COMMENTARY | According to U.S. News & World Report, the Department of Education wants students, teachers and administrators to use Twitter to provide feedback about education policies and the state of education. Since I do not have a Twitter profile, I would like to provide some opinions of a group of educators who recently lunched together after spending time working on standardized test revisions.
* Accountability for learning needs to fall more heavily on the students. We need to let more kids fail, learn from those failures, then adjust their expectations and performance to succeed. By focusing on preventing underperforming students from failing in the first place, we deny them the ability to learn difficult lessons that must be acknowledged. Letting a 16-year-old fail and taking the heat from said failure might be the wake-up call they need. If a student does not learn to avoid and/or handle failure during high school, the real world, where second chances are few and far between, will be downright cruel.
* We need to de-emphasize standardized testing. Multiple-choice tests are atypical of what students will encounter in the real world. Though it may be painful, states and school districts need to get students writing and exercising thought and reasoning abilities rather than rote memorization. Given advancements in technology, much memorization can be replaced with easier and faster access to sources of information. Ability to write, reason, infer, analyze and improvise cannot be replaced by Google a smartphone.
* We need to find ways to link classroom expectations to expectations students will encounter in their first jobs. Too many students do not understand that school is to prepare them for real world performance and assume that they can underperform at school and simply "turn it on" in the work world. This is inaccurate and will doom many students who are about to end their high school career (either via graduation or otherwise) to a rude awakening.
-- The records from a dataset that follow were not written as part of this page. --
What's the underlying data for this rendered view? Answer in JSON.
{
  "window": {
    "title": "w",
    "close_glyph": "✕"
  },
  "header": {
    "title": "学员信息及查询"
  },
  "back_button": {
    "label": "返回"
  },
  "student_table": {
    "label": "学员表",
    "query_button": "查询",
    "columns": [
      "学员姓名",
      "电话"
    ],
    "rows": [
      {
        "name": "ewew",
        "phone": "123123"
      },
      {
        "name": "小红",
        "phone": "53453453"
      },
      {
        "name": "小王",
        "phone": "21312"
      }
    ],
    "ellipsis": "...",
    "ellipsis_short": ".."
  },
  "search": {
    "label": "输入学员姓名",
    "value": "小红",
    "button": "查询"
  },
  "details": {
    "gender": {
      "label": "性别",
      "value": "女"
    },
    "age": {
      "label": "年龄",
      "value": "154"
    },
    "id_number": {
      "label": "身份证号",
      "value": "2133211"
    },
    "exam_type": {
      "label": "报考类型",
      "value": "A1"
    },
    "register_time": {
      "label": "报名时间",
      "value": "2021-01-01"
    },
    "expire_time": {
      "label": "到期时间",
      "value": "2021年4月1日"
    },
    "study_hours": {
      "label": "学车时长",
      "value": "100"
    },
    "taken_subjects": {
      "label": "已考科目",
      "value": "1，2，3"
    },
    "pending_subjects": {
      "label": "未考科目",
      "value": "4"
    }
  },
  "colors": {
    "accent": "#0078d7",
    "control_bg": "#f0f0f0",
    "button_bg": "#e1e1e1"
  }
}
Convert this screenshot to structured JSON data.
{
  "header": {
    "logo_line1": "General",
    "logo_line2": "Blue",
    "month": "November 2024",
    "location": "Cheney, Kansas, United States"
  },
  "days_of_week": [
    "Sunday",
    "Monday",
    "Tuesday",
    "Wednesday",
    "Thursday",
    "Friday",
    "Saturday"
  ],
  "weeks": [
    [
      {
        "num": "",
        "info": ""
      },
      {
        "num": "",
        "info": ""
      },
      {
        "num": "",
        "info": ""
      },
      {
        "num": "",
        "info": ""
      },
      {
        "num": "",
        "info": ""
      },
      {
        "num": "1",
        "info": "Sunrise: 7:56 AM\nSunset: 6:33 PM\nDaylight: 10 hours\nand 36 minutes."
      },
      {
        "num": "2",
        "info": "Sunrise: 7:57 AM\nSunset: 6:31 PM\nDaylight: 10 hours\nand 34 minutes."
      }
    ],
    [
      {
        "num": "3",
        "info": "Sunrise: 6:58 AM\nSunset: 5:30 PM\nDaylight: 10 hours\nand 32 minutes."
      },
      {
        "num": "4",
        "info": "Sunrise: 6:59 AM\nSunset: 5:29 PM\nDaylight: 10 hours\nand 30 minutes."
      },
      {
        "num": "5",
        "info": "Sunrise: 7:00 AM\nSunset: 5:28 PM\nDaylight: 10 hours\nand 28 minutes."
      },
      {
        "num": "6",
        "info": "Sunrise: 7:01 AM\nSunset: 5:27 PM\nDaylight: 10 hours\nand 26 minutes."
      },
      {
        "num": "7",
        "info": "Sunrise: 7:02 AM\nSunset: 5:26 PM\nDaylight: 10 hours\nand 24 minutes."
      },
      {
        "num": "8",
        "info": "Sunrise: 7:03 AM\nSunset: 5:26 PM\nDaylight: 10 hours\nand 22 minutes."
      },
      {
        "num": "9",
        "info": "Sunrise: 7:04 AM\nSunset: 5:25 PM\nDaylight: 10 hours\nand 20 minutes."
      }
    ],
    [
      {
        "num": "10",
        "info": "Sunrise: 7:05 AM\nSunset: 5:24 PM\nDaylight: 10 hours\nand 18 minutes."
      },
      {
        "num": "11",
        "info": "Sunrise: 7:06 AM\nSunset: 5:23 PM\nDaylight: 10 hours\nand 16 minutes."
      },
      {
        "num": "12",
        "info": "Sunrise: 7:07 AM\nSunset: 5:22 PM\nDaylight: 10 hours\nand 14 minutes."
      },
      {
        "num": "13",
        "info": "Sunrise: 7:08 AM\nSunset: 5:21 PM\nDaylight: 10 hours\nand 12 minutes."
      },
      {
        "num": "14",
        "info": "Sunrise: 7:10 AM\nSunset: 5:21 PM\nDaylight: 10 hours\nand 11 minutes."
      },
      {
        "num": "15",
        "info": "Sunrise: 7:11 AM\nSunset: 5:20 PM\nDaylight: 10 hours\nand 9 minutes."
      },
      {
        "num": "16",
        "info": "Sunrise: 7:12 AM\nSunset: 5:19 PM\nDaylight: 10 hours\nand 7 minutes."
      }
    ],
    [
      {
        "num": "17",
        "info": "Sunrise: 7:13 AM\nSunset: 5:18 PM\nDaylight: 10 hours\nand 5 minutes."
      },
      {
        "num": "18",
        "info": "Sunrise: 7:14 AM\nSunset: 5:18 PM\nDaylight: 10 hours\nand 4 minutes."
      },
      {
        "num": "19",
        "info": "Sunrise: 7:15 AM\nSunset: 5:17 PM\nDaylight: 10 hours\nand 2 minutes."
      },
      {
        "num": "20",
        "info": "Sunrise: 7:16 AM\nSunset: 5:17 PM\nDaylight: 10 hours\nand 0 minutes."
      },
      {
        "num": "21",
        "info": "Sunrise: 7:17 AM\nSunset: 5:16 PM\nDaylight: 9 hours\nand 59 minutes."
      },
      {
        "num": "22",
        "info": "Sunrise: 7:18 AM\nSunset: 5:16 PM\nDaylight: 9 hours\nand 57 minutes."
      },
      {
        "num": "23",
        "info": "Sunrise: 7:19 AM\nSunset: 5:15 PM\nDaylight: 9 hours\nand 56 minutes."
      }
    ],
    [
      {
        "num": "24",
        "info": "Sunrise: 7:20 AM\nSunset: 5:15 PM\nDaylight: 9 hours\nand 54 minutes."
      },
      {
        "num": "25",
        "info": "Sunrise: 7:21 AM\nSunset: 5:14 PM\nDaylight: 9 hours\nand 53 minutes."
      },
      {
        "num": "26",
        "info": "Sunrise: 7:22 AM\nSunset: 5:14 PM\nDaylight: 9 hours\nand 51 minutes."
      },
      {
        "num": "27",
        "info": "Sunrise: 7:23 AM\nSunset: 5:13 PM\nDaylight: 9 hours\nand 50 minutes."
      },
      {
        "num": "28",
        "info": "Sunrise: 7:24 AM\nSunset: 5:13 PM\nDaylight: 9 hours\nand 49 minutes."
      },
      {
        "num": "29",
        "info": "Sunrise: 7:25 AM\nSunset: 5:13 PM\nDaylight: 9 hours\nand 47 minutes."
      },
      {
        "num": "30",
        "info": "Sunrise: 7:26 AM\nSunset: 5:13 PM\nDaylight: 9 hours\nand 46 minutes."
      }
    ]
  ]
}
* Partnerships between high schools and employers should be developed. For students who are not on tracks emphasizing college attendance, a greater presence of employers and employer-specific expectations could help students realize the importance of putting forth good effort in class and completing their high school diploma. Discussions and presentations from real employers insisting on strong academic performance in applicants could open students' eyes to the reality of life after high school, which arrives all too quickly.